Sen. Lindsey Graham said Wednesday the FBI needs to stop stonewalling his request to clear up wiretapping claims President Trump made against his predecessor and produce evidence that it happened.
Graham said he originally thought Trump’s accusation that former President Obama tapped his phones at Trump Tower during last year’s presidential campaign was “just kind of a wild claim.” He has since sent the FBI a letter asking for proof.
“If it’s not true, just tell me it’s not true. Why is it taking so long to get the answer?” he told TODAY. “I have no evidence of it, I’m suspicious of it, but now I’m getting concerned because it’s taking so long to answer my letter.”
Graham warned that if the FBI fails to comply with his request, “Congress is going to flex its muscle” and use subpoena power to get the information.
He also supported fellow Sen. Chuck Grassley's threat to hold up Trump’s nomination for deputy attorney general, Rod Rosenstein, until Congress is briefed about potential ties between Russia and Trump.
Grassley chairs the Senate Judiciary Committee.
In the letter to the FBI and the Justice Department last week, Graham and Rhode Island Sen. Sheldon Whitehouse asked for any copies of warrants or court orders the Obama administration would have needed to authorize a bug on Trump's phones.
Trump in a tweet earlier this month accused Obama of tapping his phones during the campaign, but provided no evidence to back it up. He also challenged lawmakers to look into the claim.
“The accusation was made, he’s challenged Congress to get to the bottom of it, and we will," Graham said. "And if you want to challenge Congress to do things in the future, we’ll take you up on it.”
"I think the entire country needs to know ... if there’s something there," he said, adding later, "If there’s not, we need to put it to bed."

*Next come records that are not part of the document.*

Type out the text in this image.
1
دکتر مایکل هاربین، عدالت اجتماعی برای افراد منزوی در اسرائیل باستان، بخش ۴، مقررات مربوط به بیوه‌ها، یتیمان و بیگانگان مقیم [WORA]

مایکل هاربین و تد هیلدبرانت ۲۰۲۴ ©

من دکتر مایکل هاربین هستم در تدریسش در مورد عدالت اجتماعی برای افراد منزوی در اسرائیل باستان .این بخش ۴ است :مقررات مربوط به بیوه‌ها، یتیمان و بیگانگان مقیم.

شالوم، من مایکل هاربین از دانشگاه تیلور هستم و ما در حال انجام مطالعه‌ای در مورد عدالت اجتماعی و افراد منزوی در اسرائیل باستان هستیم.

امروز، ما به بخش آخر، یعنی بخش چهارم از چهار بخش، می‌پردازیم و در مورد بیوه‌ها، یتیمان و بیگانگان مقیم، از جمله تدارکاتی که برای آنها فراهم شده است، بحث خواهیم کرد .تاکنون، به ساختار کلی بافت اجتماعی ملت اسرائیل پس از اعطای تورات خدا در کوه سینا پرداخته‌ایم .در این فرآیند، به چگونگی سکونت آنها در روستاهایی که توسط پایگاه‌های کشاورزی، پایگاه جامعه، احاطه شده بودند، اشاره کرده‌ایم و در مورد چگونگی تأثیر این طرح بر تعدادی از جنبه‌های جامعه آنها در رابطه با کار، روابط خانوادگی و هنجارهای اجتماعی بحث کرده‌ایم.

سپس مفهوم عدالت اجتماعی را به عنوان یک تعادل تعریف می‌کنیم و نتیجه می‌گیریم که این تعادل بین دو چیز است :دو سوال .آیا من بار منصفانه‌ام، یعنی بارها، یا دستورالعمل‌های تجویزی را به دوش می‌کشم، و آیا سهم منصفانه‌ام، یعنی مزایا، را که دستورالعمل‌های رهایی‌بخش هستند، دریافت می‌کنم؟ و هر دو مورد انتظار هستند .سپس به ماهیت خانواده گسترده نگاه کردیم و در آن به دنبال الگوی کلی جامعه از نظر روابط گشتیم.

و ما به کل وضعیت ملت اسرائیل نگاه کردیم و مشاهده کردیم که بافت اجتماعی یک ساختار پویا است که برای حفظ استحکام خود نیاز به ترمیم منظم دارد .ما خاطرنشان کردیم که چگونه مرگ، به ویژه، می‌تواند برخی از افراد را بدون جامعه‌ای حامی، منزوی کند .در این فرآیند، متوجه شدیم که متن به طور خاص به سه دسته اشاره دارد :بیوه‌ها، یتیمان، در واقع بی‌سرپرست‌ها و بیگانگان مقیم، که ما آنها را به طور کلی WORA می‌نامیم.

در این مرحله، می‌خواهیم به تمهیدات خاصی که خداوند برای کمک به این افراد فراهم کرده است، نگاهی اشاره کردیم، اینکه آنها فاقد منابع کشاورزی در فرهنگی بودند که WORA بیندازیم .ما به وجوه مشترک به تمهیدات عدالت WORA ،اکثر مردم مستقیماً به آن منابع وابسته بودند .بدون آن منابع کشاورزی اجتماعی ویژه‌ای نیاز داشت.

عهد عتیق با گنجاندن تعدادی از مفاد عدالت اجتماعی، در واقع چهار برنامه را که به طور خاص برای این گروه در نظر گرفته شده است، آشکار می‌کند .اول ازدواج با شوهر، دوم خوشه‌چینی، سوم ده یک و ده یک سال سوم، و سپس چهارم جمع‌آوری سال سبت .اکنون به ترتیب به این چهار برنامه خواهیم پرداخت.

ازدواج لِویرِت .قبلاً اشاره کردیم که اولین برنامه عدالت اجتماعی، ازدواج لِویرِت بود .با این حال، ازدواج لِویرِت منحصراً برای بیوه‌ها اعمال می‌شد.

Graham also pointed out that James Clapper, the former director of national intelligence, has denied that any of Trump’s phones were tapped.
Separately, Graham criticized the Republican attempt to revamp the Affordable Care Act, calling the bill House Republicans proposed "mortally wounded" and expressing doubt it had enough votes to clear the Senate.
He suggested that Republicans let Obamacare collapse "under its own weight" and then challenge Democrats to help "fix a problem they created."
"We’re trying to do too much, too quick as Republicans,” Graham said, suggesting they instead “slow down, get it right.”